Kejaksaan Agung (Kejagung) menyatakan jumlah unit perangkat laptop dengan sistem operasi (OS) Chrome yang dianggarkan untuk program Digitalisasi Pendidikan Kementerian Pendidikan, Budaya, Riset, Teknologi (Kemendikbudristek) selama periode tahun 2020-2022 berjumlah 1,2 juta unit.
Direktur Penyidikan pada Jaksa Agung Muda Bidang Tindak Pidana Khusus (JAM PIDSUS), Abdul Qohar dalam keterangan pers, Selasa, 15 Juli 2025 menjelaskan, pelaksanaan pengadaan Teknologi Informasi Komunikasi (TIK) yang dilakukan Kemendikburistek tahun 2020-2025 berjumlah Rp9.307.645.245.000.
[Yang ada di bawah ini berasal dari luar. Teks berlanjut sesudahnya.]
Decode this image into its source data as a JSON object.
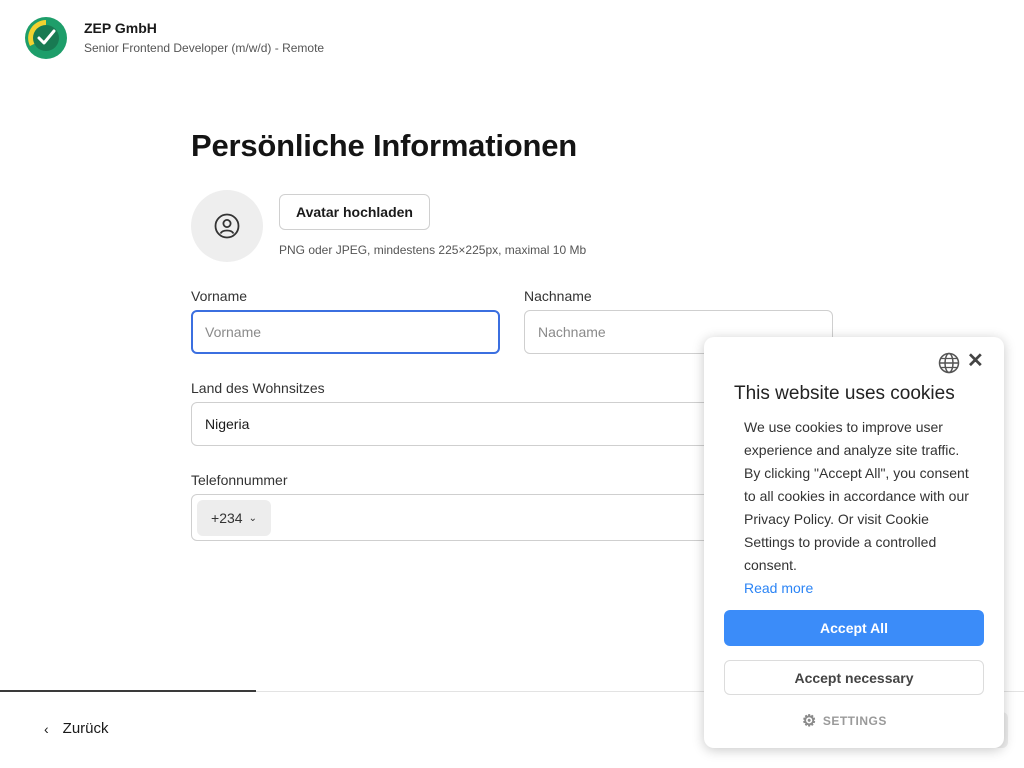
{
  "header": {
    "company_name": "ZEP GmbH",
    "job_title": "Senior Frontend Developer (m/w/d) - Remote"
  },
  "page": {
    "title": "Persönliche Informationen"
  },
  "avatar": {
    "upload_label": "Avatar hochladen",
    "hint": "PNG oder JPEG, mindestens 225×225px, maximal 10 Mb"
  },
  "form": {
    "first_name": {
      "label": "Vorname",
      "placeholder": "Vorname",
      "value": ""
    },
    "last_name": {
      "label": "Nachname",
      "placeholder": "Nachname",
      "value": ""
    },
    "country": {
      "label": "Land des Wohnsitzes",
      "value": "Nigeria"
    },
    "phone": {
      "label": "Telefonnummer",
      "dial_code": "+234",
      "value": ""
    }
  },
  "footer": {
    "back_label": "Zurück",
    "progress": 0.25
  },
  "cookie": {
    "title": "This website uses cookies",
    "body": "We use cookies to improve user experience and analyze site traffic. By clicking \"Accept All\", you consent to all cookies in accordance with our Privacy Policy. Or visit Cookie Settings to provide a controlled consent.",
    "read_more": "Read more",
    "accept_all": "Accept All",
    "accept_necessary": "Accept necessary",
    "settings": "SETTINGS"
  },
  "colors": {
    "focus_border": "#3b6fe0",
    "primary_button": "#3b8cf9",
    "link": "#2b84f5",
    "logo_green": "#1e9e6a",
    "logo_yellow": "#f2d230"
  },
  "icons": {
    "logo": "clock-check-logo",
    "avatar": "user-circle-icon",
    "country_chevron": "chevron-down-icon",
    "back": "chevron-left-icon",
    "cookie_language": "globe-icon",
    "cookie_close": "close-icon",
    "cookie_settings": "gear-icon"
  }
}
Dana tersebut berasal dari Anggaran Pendapatan dan Belanja Negara (APBN) pada Satuan Pendidikan di Kemendikburistek senilai Rp 3.646.620.246.000. Sisanya berasal dari anggaran Dana Alokasi Khusus (DAK) senilai Rp5.661.024.999.000.
Dari alokasi anggaran tersebut, Kemendikbudristek menggunakannya untuk pengadaan 1,2 juta unit laptop yang semuanya diperintahkan saksi berinisial NAM untuk menggunakan software OS Chrome.
"Namun Chrome OS tersebut dalam penggunaan untuk guru dan siswa tidak mencapai optimal dikarenakan Chrome OS sulit digunakan bagi guru dan siswa," ungkap Abdul Qohar.
Pengadan jutaan unit laptop tersebut oleh 4 tersangka yang sudah ditetapkan Jaksa Penyidik JAM PIDSUS dianggap telah melanggar hukum atau beberapa ketentuan.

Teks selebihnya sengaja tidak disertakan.